The computer program, as a rule, should undergo a security test. Hetq asked Command Head Tigran Avinyan who had conducted the security tests of the launched program, what tools were used to check its security, and in accordance with what standards; for example, ISO 27034 or some other standard.

We asked for the results of the program's security tests and, if available, the program's compliance certificates. However, our questions remain unanswered.

To maintain the security of the data on its server, EKENG CJSC should have also undergone a security audit.

In response to our inquiry, EKENG Director L. Avetisyan said that EKENG strictly follows the guidelines of the Information Security Management System (ISMS) ISO-27001 standard, and the audit process is underway.

David Sandukhchyan, a lawyer and information and security specialist, believes that the Deputy Prime Minister Office's clarification that the data is being processed "under a multi-layered isolated network (Isolated Demilitarized Zone)" does not correspond to that presentation of the program's work where it is shown how the program affords the possibility to identify, in real time, those people who violate the self-isolation regime.

"However, even if we assume that DMZ can be used to process data in real time, or it is developed in non-real time, it does not explain the extent to which the EKENG network is protected from the threats of external intervention, as long as there is no conclusion of the audit organization about the compliance of the EKENG information system with information security standards.
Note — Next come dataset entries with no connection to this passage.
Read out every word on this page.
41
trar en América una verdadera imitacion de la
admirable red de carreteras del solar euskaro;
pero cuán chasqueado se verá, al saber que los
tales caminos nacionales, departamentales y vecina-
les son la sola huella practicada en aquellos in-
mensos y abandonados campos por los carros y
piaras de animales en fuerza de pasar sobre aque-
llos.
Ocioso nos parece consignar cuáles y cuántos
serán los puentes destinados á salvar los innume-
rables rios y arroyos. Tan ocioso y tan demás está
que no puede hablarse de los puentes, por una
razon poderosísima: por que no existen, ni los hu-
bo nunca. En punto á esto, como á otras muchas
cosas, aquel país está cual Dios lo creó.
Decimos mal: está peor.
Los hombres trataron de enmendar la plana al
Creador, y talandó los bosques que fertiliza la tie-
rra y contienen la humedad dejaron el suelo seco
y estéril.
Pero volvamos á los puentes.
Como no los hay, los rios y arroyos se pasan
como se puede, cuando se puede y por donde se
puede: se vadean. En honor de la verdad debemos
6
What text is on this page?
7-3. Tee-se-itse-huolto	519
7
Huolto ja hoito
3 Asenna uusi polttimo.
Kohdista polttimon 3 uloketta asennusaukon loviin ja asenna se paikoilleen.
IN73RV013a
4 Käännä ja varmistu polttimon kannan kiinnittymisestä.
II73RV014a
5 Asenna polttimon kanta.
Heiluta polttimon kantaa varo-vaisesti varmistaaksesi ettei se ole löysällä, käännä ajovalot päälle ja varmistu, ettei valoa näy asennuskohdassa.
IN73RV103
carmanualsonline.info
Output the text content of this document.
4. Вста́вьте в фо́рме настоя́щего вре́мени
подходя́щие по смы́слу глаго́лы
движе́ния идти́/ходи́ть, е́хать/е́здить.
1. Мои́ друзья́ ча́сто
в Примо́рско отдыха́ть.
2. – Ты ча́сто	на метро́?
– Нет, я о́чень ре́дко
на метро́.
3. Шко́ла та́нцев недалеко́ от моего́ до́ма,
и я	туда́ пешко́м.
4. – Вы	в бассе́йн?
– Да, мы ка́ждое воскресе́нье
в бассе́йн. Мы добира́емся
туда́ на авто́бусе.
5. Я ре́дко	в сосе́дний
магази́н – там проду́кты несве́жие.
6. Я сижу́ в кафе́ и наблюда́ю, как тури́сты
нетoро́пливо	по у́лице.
The NSS control cannot be considered such a guarantee either, especially since the NSS has had many problems with information security in the past,” says David Sandukhchyan.

It is true that the law does not oblige EKENG to have a certificate of compliance with ISO standards, but it does impose security measures and rules.

"How to find out if they used them or not? Through an independent audit. There is no other way. And the ISO compliance system developed under the international system can be a reliable audit,” says Mr. Sandukhchyan.

And the fact that the program was created by a group of volunteer programmers in a short period of time also, according to Sandukhchyan, can cause concerns if the security of the program has not been thoroughly tested.

"Such an assumption can be made as long as the government does not present an independent expert's opinion on the results of the program's security quality," said Sandukhchyan.

In addition, if the program was developed by a group of volunteer developers on a non-commercial basis, the source code of the program should have been submitted to the government and should be open to independent experts.

Mr. Sandukhchyan says that it is in the government’s interest to publish this code, which will exclude the existence of other undeclared tools in the program, which always causes deep fear among various institutions of civil society.

In the conclusions and guidelines adopted by the Council of Europe and the EU's political and expert bodies on the use of technical means to track the movement of people in the context of the co-operation, it is specifically stated that governments should be as transparent and accountable as possible when using such tools.

With the lifting of Armenia’s state of emergency on May 14, restrictions on people's freedom of expression and privacy must also be lifted and, consequently, the monitoring of their telephone calls by a special program must also be halted. All the personalized and de-personalized data collected must be destroyed within one month after the end of the state of emergency. The government plans to set up a commission to destroy the data, which may include representatives of parliamentary parties and experts.

Given that the state authorities have not provided the information requested by us to prove the security of the data, we can only hope that one day it will not fall into the hands of third parties.